The ruins of old Suakin occupy a small peninsula north of the anchorage.  This town was reputed to be the last place in the Red Sea where there was an active slave market.  On a more positive note, the town is unique because its  white buildings were constructed out of coral.

The fisherman of Suakin sail in traditional wooden craft with and without engines.  Fishing vessels have a centrally located icebox that they fill with block ice before heading out to sea.  Then they ply the waters of Sudan for a week before they return with their catch.

Suakin is an easy port of entry because a self-appointed agent named Mohammad handles all of your paperwork.  You give him your documents and some cash, and he completes the formalities of entering and leaving the country.  He also arranges for delivery of potable water and assists in transporting groceries to your boat.  He is a man of many talents, and a gentleman at that.

While anchored in Suakin, we took the local bus to Port Sudan which is thirty miles to the north.  Port Sudan had a middle eastern flavor with small shops selling the necessities of life.  It was tempting to shoot photos, but we were warned that open photography could result in confiscation of our camera or even a trip to jail. 

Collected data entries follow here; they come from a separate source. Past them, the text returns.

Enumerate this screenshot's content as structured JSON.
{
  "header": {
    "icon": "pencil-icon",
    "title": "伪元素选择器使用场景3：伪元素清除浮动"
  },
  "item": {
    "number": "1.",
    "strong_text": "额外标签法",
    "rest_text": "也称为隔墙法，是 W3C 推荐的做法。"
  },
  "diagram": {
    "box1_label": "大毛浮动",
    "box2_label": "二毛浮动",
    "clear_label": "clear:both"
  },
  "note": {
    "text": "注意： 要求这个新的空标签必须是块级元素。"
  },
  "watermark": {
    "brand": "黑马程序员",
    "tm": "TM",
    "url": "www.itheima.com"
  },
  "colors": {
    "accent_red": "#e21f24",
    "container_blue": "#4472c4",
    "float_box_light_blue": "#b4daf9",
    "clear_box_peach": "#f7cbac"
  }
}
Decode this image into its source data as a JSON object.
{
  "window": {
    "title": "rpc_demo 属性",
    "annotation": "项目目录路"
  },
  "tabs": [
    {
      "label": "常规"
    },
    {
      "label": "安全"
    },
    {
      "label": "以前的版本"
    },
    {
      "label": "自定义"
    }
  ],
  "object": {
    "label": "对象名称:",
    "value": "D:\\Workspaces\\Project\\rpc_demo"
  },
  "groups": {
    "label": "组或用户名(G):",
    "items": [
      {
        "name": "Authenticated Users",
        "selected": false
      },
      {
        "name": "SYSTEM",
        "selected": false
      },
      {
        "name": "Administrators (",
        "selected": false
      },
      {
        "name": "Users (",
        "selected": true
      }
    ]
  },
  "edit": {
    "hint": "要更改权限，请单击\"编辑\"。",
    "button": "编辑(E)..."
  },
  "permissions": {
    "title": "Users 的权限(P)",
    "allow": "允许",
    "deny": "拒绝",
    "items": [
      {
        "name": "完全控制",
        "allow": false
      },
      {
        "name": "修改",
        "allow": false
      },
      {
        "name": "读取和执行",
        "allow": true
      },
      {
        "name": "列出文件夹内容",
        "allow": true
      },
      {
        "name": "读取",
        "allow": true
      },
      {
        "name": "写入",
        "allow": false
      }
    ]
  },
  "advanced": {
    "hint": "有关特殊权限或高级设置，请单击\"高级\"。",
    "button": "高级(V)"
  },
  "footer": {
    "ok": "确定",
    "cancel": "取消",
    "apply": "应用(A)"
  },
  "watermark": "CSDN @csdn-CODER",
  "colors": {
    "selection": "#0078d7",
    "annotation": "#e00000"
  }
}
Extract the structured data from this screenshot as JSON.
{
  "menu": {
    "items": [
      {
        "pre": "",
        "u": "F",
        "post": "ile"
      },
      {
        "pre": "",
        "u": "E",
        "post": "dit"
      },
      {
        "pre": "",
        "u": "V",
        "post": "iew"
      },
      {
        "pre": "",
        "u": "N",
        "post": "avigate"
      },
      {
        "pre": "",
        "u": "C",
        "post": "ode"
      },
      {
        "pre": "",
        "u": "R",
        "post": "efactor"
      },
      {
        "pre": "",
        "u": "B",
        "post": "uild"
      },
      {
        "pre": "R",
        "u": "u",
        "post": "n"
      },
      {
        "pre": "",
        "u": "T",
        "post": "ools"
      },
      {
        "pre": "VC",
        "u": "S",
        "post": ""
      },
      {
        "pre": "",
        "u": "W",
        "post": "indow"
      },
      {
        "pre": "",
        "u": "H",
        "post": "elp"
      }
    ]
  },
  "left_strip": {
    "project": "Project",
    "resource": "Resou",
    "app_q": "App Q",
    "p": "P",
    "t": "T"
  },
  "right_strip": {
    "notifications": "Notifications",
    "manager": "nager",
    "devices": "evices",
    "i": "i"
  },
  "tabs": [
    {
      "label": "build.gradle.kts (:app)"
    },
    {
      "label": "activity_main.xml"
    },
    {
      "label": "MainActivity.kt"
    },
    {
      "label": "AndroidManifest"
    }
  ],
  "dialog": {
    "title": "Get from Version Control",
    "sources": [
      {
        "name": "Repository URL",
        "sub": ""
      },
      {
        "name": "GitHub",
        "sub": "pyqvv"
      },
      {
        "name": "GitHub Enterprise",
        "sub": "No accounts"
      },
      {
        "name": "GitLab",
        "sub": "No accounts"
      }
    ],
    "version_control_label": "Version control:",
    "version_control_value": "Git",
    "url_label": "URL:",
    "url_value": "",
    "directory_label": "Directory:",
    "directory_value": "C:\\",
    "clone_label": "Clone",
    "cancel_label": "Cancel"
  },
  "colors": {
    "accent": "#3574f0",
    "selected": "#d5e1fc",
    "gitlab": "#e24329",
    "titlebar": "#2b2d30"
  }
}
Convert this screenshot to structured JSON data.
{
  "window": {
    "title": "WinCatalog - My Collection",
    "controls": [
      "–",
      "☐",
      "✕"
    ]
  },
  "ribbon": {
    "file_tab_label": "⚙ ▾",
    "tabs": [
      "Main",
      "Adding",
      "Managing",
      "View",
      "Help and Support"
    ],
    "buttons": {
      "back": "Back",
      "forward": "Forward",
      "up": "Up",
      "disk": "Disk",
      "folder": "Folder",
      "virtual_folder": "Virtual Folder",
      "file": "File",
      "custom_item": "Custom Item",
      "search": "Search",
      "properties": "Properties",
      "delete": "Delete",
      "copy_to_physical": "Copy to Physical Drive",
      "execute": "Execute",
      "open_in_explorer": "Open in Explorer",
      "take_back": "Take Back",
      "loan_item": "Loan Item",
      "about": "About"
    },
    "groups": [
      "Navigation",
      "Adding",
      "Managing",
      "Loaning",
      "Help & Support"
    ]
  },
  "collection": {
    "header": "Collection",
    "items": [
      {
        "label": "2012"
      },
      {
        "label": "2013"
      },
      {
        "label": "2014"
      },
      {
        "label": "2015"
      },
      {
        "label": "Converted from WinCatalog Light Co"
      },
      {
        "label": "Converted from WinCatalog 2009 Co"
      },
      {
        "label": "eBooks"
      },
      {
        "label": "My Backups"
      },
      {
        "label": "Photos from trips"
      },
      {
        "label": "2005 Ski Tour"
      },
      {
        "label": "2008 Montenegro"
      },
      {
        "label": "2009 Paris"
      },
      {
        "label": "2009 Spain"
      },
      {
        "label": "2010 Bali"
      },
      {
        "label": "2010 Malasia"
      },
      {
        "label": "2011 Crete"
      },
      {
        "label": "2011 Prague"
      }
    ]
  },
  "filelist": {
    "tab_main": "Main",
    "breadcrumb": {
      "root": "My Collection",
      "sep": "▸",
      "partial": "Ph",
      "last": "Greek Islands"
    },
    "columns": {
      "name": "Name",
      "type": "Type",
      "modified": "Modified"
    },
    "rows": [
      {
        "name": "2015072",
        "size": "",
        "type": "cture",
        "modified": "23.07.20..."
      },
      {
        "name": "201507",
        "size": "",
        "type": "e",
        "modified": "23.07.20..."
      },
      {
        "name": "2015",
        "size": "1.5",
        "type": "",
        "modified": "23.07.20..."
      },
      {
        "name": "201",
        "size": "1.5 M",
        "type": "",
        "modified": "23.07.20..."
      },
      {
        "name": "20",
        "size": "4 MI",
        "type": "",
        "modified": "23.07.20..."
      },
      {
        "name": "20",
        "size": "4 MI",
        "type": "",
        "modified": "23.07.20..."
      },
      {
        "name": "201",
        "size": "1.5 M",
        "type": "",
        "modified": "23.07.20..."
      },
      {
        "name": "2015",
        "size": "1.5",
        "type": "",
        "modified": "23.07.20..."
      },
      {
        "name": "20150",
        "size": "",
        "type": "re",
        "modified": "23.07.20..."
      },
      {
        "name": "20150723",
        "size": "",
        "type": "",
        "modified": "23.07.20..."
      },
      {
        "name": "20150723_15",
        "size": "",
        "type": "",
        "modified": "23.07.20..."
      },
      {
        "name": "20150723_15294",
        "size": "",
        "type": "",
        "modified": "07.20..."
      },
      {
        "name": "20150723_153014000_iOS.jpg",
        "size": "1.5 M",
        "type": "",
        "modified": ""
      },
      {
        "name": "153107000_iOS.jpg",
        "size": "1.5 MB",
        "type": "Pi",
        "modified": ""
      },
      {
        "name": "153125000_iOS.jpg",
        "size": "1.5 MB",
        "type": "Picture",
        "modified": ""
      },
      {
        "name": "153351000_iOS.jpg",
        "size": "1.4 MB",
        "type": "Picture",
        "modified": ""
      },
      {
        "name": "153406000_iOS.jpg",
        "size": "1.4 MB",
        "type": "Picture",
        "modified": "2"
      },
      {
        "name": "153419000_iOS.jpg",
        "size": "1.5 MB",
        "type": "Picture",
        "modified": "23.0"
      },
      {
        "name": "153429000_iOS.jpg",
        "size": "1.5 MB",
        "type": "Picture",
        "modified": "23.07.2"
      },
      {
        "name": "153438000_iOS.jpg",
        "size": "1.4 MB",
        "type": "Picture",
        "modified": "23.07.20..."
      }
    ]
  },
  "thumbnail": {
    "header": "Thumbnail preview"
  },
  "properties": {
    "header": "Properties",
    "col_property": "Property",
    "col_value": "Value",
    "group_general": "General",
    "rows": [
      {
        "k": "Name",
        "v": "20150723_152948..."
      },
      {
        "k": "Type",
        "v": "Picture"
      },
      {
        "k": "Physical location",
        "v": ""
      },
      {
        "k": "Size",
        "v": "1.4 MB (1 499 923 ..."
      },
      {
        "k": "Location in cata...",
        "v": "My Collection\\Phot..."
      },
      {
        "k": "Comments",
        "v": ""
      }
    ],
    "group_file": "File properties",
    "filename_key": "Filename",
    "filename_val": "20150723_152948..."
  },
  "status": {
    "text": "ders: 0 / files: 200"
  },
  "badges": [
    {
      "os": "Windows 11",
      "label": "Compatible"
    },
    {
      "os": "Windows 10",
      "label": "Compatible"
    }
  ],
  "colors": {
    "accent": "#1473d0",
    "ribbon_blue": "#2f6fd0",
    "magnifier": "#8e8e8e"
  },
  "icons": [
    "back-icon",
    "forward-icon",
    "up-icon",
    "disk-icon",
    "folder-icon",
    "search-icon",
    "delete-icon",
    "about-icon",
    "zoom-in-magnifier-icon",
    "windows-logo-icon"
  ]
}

The Dress Code for shopping in Suakin is simple.  Ladies need to cover their legs with pants or jeans, and men can wear whatever they want.  If you don't dress appropriately, then expect  stares from people who will look at you like you are from another galaxy.  The basic idea is to blend in as much as possible.  The crew of Exit Only in this picture wore their usual attire, and they had a pleasant shopping experience.

Sudanese vendors have tomatoes in abundance.  These aren't hot house tomatoes.  This is organic farming at it's best.  These are awesome tomatoes, and they are cheap.  The vendors even sold apples imported from Washington state.

My biggest food surprise in Sudan was bazillions of tasty succulent watermelons.  I would have thought it would be impossible to raise watermelons in the Sudanese desert.  Wrong!  When we took the bus to Port Sudan, there were fields of watermelons all along the highway.


Donkeys are the most common beasts of burden in rural Sudan.  This donkey cart belongs to a water vendor who delivers water to the residents of Suakin and to yachties when they are in port.  The foliage lashed to the water barrels is donkey fodder.  These hard working animals earn their keep and their owners keep their investment alive and well by giving them an ample supply of food.

Not everyone in the market place lives in Suakin.  Bedouins come into town with their camels to pick up supplies.  Donkey carts don't work  well in the desert.  The donkeys aren't adapted to long desert treks, and the carts get stuck in soft desert sand.  Hence, camels are the preferred beasts of burden for Bedouins who live in the desert.  The Bedouin's clothes are stained tan by desert dust, whereas the residents of Suakin lack the tan color to their attire.

This small business establishment sells sandals created by the man in the top left corner of the picture.  Every time I went into Suakin to shop, I would speak Arabic with these gentlemen, which always put a smile on their face.  I don't know if they were impressed with my linguistic skills, but at least they were smiling most of the time.

Smiling must be built into the Sudanese genome.  Big smiles greeted us everywhere we went.  This is "Telephone Man".  With his four phones and world map, he can connect you with your friends and relatives anywhere on the planet.  He keeps track of the time you spend talking, and he charges by the minute.

This is the main mosque in Suakin.  Sudanese people come here to pray five times a day.

Sudan does the best job of recycling that I have ever seen.  If they have a 55 gallon drum that is empty, they cut it open and beat it flat to use as a wall in their houses.  They recycle everything.  If environmentalists give out an award to the greenest country on planet earth, Sudan would likely be the winner.  Nothing goes to waste.

The walls of this enclosure are made of the tops and bottoms of 55 gallon drums.

This house gives new meaning to the word recycling.  Every scrap of wood is put to use in construction.  Nothing is wasted.

Sudanese fisherman make their own sails for their fishing boats.  This boat glides silently across the harbor in Old Suakin.

This single-handed fishing vessel uses a small sail to propel the yacht, and a small paddle serves as the rudder.  If the wind gives out, the paddle becomes the source of propulsion of the boat.

When shopping is done and chores on Exit Only are finished, it's time to do some windsurfing.

After water tanks are topped off and food stores stowed on board, yachties leave Suakin harbor in single file hoping that there's a weather window waiting for them out there when they turn north up the Red Sea.

Although Suakin isn't fancy, it's memorable, safe, and fun.